Die Klägerin hatte an die spätere Gemeinschuldnerin mehrere Darlehen ausgereicht, welche mit Grundschulden gesichert waren. In der Insolvenz verwertete der beklagte Insolvenzverwalter das schuldnerische Grundstück freihändig und führte einen Betrag an die Klägerin ab, welcher nicht zur Befriedigung der Forderung und Zinsen ausreichte.

Nunmehr meinte der Verwalter, der Verwertungserlös sei vorrangig auf die Hauptforderung und die bis zur Verfahrenseröffnung angefallenen Zinsen anzurechnen, nicht jedoch auf die seit der Verfahrenseröffnung laufenden Zinsen. Folglich wäre die Hauptforderung durch Erfüllung erloschen, die restlichen Zinsen zur Tabelle festzustellen. Die Klägerin meinte hingegen, nach der Vorschrift des § 367 Abs. 1 BGB, welche auch für die Zinsen seit Eröffnung gelte, seien vorrangig die Kosten, dann die Zinsen und schließlich die Hauptforderung zu berichtigen. Dies führe in der Konsequenz nicht zu einer gemäß § 39 Abs. 1 Nr. 1 InsO nachrangigen Berücksichtigung der seit Verfahrenseröffnung laufenden Zinsen, da die Auskehr des Beklagten diese vollständig befriedigt hätten. Lediglich die Hauptforderung sei in Höhe des Ausfalls zur Tabelle anzumelden.

Der Beklagte unterlag letztlich in allen drei Instanzen. Der IX. Senat bestätigte das Berufungsgericht in seiner Ansicht, der Erlös sei nicht kraft Gesetzes vorrangig auf die Hauptforderung anzurechnen. „Vielmehr gilt auch bei der Berechnung des bei der Verwertung des Absonderungsguts entstandenen Ausfalls (§ 52 Satz 2 InsO) die Anrechnungsvorschrift des § 367 BGB, […]“ (Rz. 7 der Entscheidung).

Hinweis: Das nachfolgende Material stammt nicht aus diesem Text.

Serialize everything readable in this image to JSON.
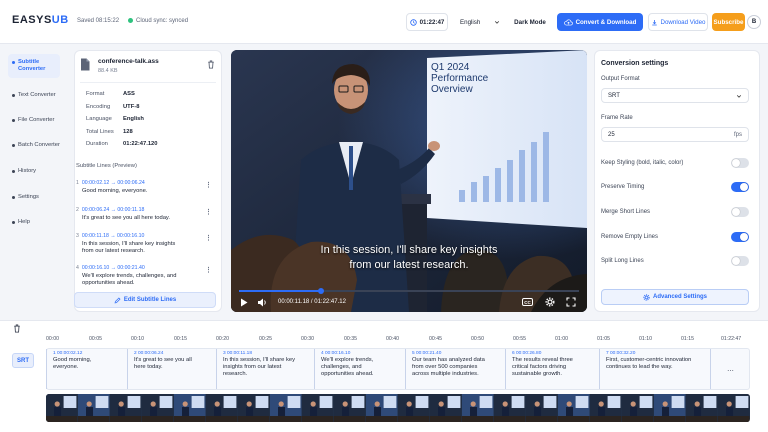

Wie sich der Ausfall des Absonderungsberechtigten im Falle der freihändigen Veräußerung berechne, ergebe sich nicht aus der Insolvenzordnung. Nach auch von dem Beklagten vertretener Ansicht sei die Antwort § 50 Abs. 1 InsO zu entnehmen. Nach dessen Wortlaut seien zunächst Hauptforderung, dann Zinsen und schließlich Kosten anzurechnen. Dies entspreche dem in § 39 Abs. 1 InsO angeordneten Nachrang der seit Eröffnung laufenden Zinsen. Ob diese Vorschrift überhaupt auf den freihändigen Verkauf eines belasteten Grundstücks Anwendung finde, sei nach Ansicht des BGH gar nicht zu entscheiden, da § 50 Abs. 1 InsO ohnehin keine von § 367 Abs. 1 BGB abweichende Tilgungsreihenfolge vorsehe.

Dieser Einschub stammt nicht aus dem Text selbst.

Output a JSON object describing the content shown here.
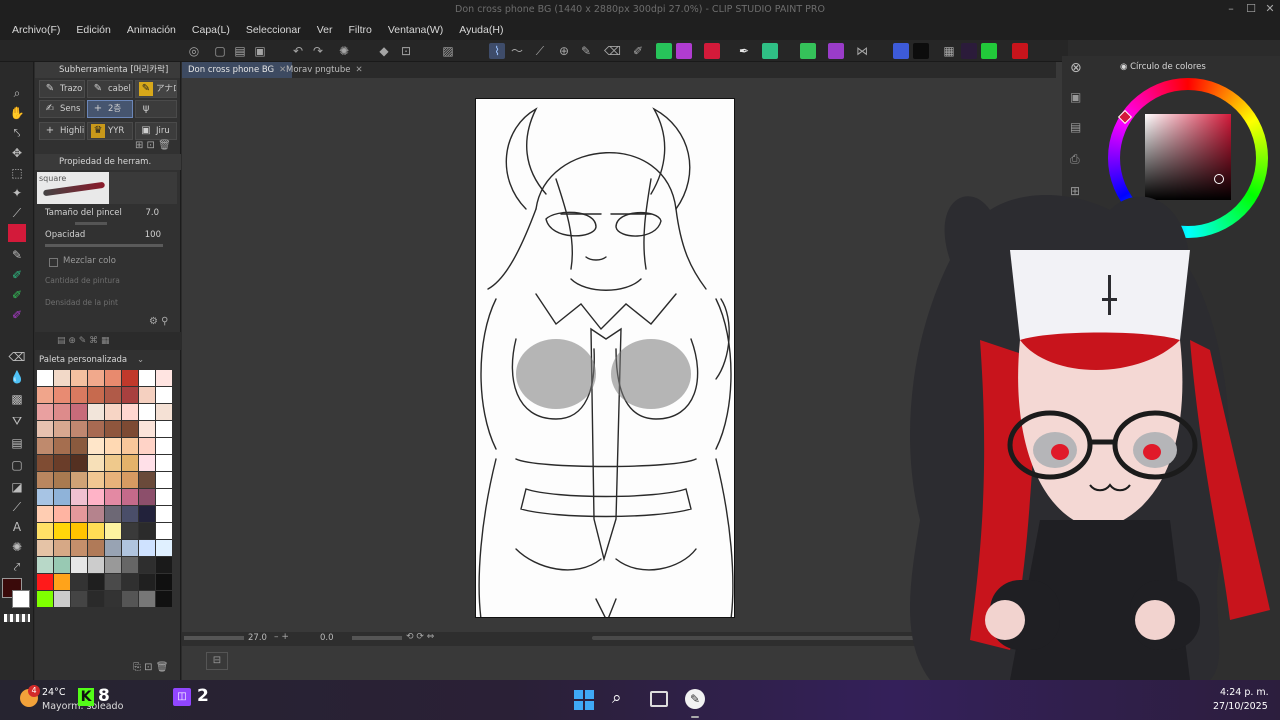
{
  "window": {
    "title": "Don cross phone BG (1440 x 2880px 300dpi 27.0%) - CLIP STUDIO PAINT PRO"
  },
  "menu": [
    "Archivo(F)",
    "Edición",
    "Animación",
    "Capa(L)",
    "Seleccionar",
    "Ver",
    "Filtro",
    "Ventana(W)",
    "Ayuda(H)"
  ],
  "subtool": {
    "header": "Subherramienta [머리카락]",
    "row1": [
      "Trazo",
      "cabel",
      "アナロ"
    ],
    "row2": [
      "Sens",
      "2층",
      ""
    ],
    "row3": [
      "Highli",
      "YYR",
      "Jiru"
    ]
  },
  "props": {
    "header": "Propiedad de herram. [squar",
    "brush_name": "square",
    "size_label": "Tamaño del pincel",
    "size_value": "7.0",
    "opacity_label": "Opacidad",
    "opacity_value": "100",
    "blend_label": "Mezclar colo",
    "paint_amount_label": "Cantidad de pintura",
    "paint_density_label": "Densidad de la pint"
  },
  "palette": {
    "header": "Paleta personalizada"
  },
  "tabs": [
    {
      "label": "Don cross phone BG",
      "active": true
    },
    {
      "label": "Morav pngtube",
      "active": false
    }
  ],
  "status": {
    "zoom": "27.0",
    "angle": "0.0"
  },
  "color_panel": {
    "title": "Círculo de colores",
    "current_color": "#d31a3a"
  },
  "taskbar": {
    "weather_temp": "24°C",
    "weather_desc": "Mayorm. soleado",
    "weather_badge": "4",
    "kick_count": "8",
    "twitch_count": "2",
    "time": "4:24 p. m.",
    "date": "27/10/2025"
  },
  "swatches": [
    "#ffffff",
    "#f2d9c8",
    "#f4c0a0",
    "#f1a98c",
    "#e88a6e",
    "#c0392b",
    "#ffffff",
    "#ffe4e1",
    "#f0a58b",
    "#e88b72",
    "#d97a60",
    "#c76a4e",
    "#b05a48",
    "#a8403f",
    "#f5d0c0",
    "#ffffff",
    "#e9a0a0",
    "#dd8b8b",
    "#c76b7a",
    "#f2e5da",
    "#f7d5c5",
    "#ffd7d0",
    "#ffffff",
    "#f5e1d5",
    "#e7c2b0",
    "#d8a890",
    "#c08770",
    "#a86a52",
    "#8f563d",
    "#7d4a33",
    "#fbe4da",
    "#ffffff",
    "#bf8a6d",
    "#a56e4f",
    "#8a5a3e",
    "#ffe6c9",
    "#ffd9b3",
    "#f9c79a",
    "#ffd3c7",
    "#ffffff",
    "#7f4c33",
    "#6a3d29",
    "#543021",
    "#f7e0b8",
    "#efc98c",
    "#e4b26a",
    "#ffe0e8",
    "#ffffff",
    "#b9865f",
    "#a97a50",
    "#cfa276",
    "#f1c792",
    "#e8b27a",
    "#d89b62",
    "#6a4a3a",
    "#ffffff",
    "#a7c4e4",
    "#8fb3d9",
    "#f0c0d0",
    "#ffb3c7",
    "#e389a3",
    "#c46a8a",
    "#8c4f6b",
    "#ffffff",
    "#ffcdb2",
    "#ffb4a2",
    "#e5989b",
    "#b5838d",
    "#6d6875",
    "#4a4e69",
    "#22223b",
    "#ffffff",
    "#ffe066",
    "#ffd60a",
    "#ffc300",
    "#ffdd55",
    "#fef3a0",
    "#3a3a3a",
    "#2b2b2b",
    "#ffffff",
    "#e5c3a6",
    "#d6a886",
    "#c58f6b",
    "#b07a58",
    "#98a3b3",
    "#b0c4de",
    "#cfe2ff",
    "#e0f0ff",
    "#b8d8c8",
    "#98c9b3",
    "#e6e6e6",
    "#cccccc",
    "#999999",
    "#666666",
    "#2e2e2e",
    "#1a1a1a",
    "#ff1a1a",
    "#ffa31a",
    "#333333",
    "#1f1f1f",
    "#4a4a4a",
    "#303030",
    "#202020",
    "#101010",
    "#7fff00",
    "#cccccc",
    "#444444",
    "#2a2a2a",
    "#333333",
    "#555555",
    "#777777",
    "#111111"
  ]
}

Schon nach dem Wortlaut der Norm könne die Aufzählung „Hauptforderung, Zinsen und Kosten“ kaum als Anordnung einer Tilgungsreihenfolge verstanden werden, da andere gesetzliche Bestimmungen, welche eine solche anordnen, nicht nur die Forderungsarten aufzählten, sondern deutlich machten, welche Forderung „zunächst“, welche „dann“ und schließlich welche „zuletzt“ befriedigt wird, etwa §§ 367 Abs. 1 BGB, 366 Abs. 2 BGB oder § 48 KO.

Auch der Regierungsentwurf einer Insolvenzordnung bestätige dies, da man der Meinung war, einer ausdrücklichen Wiederholung der Tilgungsreihenfolge im Bereich des Insolvenzrechts bedürfe es nicht (BT-Drucks. 12/7302, S. 160 zu § 57 Abs. 1 InsO-E).

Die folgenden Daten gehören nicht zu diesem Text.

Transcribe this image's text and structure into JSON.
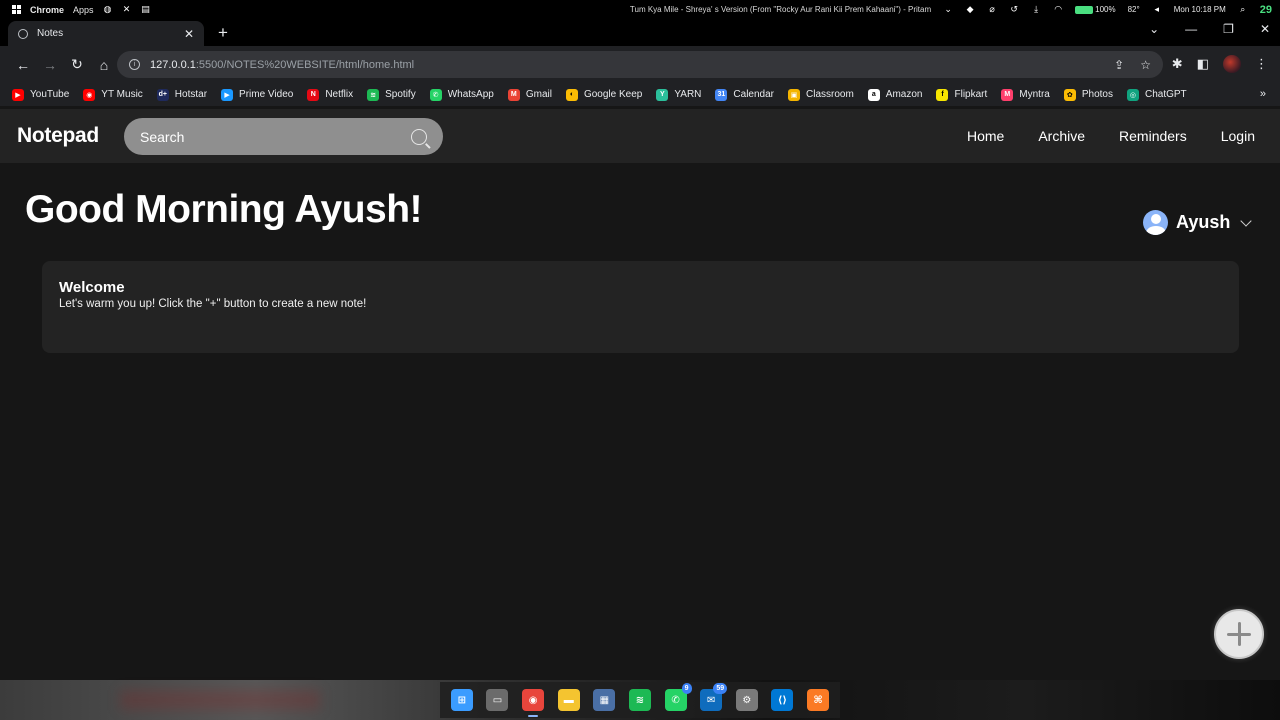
{
  "os_bar": {
    "app_name": "Chrome",
    "apps_label": "Apps",
    "media_title": "Tum Kya Mile - Shreya' s Version (From \"Rocky Aur Rani Kii Prem Kahaani\") - Pritam",
    "battery": "100%",
    "weather": "82°",
    "clock": "Mon 10:18 PM",
    "corner_number": "29"
  },
  "browser": {
    "tab_title": "Notes",
    "new_tab_symbol": "+",
    "url_host": "127.0.0.1",
    "url_path": ":5500/NOTES%20WEBSITE/html/home.html",
    "bookmarks": [
      {
        "label": "YouTube",
        "color": "#ff0000",
        "glyph": "▶"
      },
      {
        "label": "YT Music",
        "color": "#ff0000",
        "glyph": "◉"
      },
      {
        "label": "Hotstar",
        "color": "#1f2a5c",
        "glyph": "d+"
      },
      {
        "label": "Prime Video",
        "color": "#1a98ff",
        "glyph": "▶"
      },
      {
        "label": "Netflix",
        "color": "#e50914",
        "glyph": "N"
      },
      {
        "label": "Spotify",
        "color": "#1db954",
        "glyph": "≋"
      },
      {
        "label": "WhatsApp",
        "color": "#25d366",
        "glyph": "✆"
      },
      {
        "label": "Gmail",
        "color": "#ea4335",
        "glyph": "M"
      },
      {
        "label": "Google Keep",
        "color": "#fbbc04",
        "glyph": "◐"
      },
      {
        "label": "YARN",
        "color": "#2bbf9b",
        "glyph": "Y"
      },
      {
        "label": "Calendar",
        "color": "#4285f4",
        "glyph": "31"
      },
      {
        "label": "Classroom",
        "color": "#f4b400",
        "glyph": "▣"
      },
      {
        "label": "Amazon",
        "color": "#ffffff",
        "glyph": "a"
      },
      {
        "label": "Flipkart",
        "color": "#f7e600",
        "glyph": "f"
      },
      {
        "label": "Myntra",
        "color": "#ff3f6c",
        "glyph": "M"
      },
      {
        "label": "Photos",
        "color": "#fbbc04",
        "glyph": "✿"
      },
      {
        "label": "ChatGPT",
        "color": "#10a37f",
        "glyph": "◎"
      }
    ],
    "bookmarks_more": "»"
  },
  "app": {
    "brand": "Notepad",
    "search_placeholder": "Search",
    "nav": {
      "home": "Home",
      "archive": "Archive",
      "reminders": "Reminders",
      "login": "Login"
    },
    "greeting": "Good Morning Ayush!",
    "user_name": "Ayush",
    "note": {
      "title": "Welcome",
      "body": "Let's warm you up! Click the \"+\" button to create a new note!"
    }
  },
  "taskbar": {
    "items": [
      {
        "name": "start",
        "color": "#3b9cff",
        "glyph": "⊞"
      },
      {
        "name": "task-view",
        "color": "#6b6b6b",
        "glyph": "▭"
      },
      {
        "name": "chrome",
        "color": "#e8453c",
        "glyph": "◉"
      },
      {
        "name": "file-explorer",
        "color": "#f4c430",
        "glyph": "▬"
      },
      {
        "name": "calculator",
        "color": "#4a6fa5",
        "glyph": "▦"
      },
      {
        "name": "spotify",
        "color": "#1db954",
        "glyph": "≋"
      },
      {
        "name": "whatsapp",
        "color": "#25d366",
        "glyph": "✆",
        "badge": "9"
      },
      {
        "name": "outlook",
        "color": "#0f6cbd",
        "glyph": "✉",
        "badge": "59"
      },
      {
        "name": "settings",
        "color": "#7a7a7a",
        "glyph": "⚙"
      },
      {
        "name": "vscode",
        "color": "#0078d4",
        "glyph": "⟨⟩"
      },
      {
        "name": "xampp",
        "color": "#fb7a24",
        "glyph": "⌘"
      }
    ]
  }
}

Auch nach systematischen Gesichtspunkten sei so zu entscheiden, insbesondere bestehe kein Wertungswiderspruch in der Tatsache, dass sich die Anwendung des § 367 Abs. 1 BGB negativ auf die Insolvenzgläubiger dahingehend auswirkt, als der Absonderungsberechtigte mit der restlichen Hauptforderung an der Verteilung teilnehmen kann, was ihm bezüglich der Forderung auf nach der Eröffnung angefallenen Zinsen nach § 39 Abs. 1 Nr. 1 InsO verwehr wäre. Sinn des Absonderungsrechts sei es gerade, den Ausfall möglichst gering zu halten.

§ 169 InsO diene dem Schutz des Gläubigers, der sein Verwertungsrecht nach § 166 InsO verloren hat, vor den Nachteilen einer verzögerten Verwertung. Mithin gehe es hierbei nicht um die Verteilung des aus der Verwertung des Absonderungsrechts erzielten Erlöses, sondern um die Schadloshaltung des Gläubigers, womit die Zinszahlungspflicht aus § 169 InsO keinen Rückschluss auf eine Tilgungsreihenfolge zuließe.

Da nach der Verwertungsvereinbarung keine abweichende Tilgungsreihenfolge vereinbart war und eine solche auch nicht (konkludent) einseitig bestimmt wurde, sei von der Tilgungsreihenfolge des § 367 BGB auszugehen.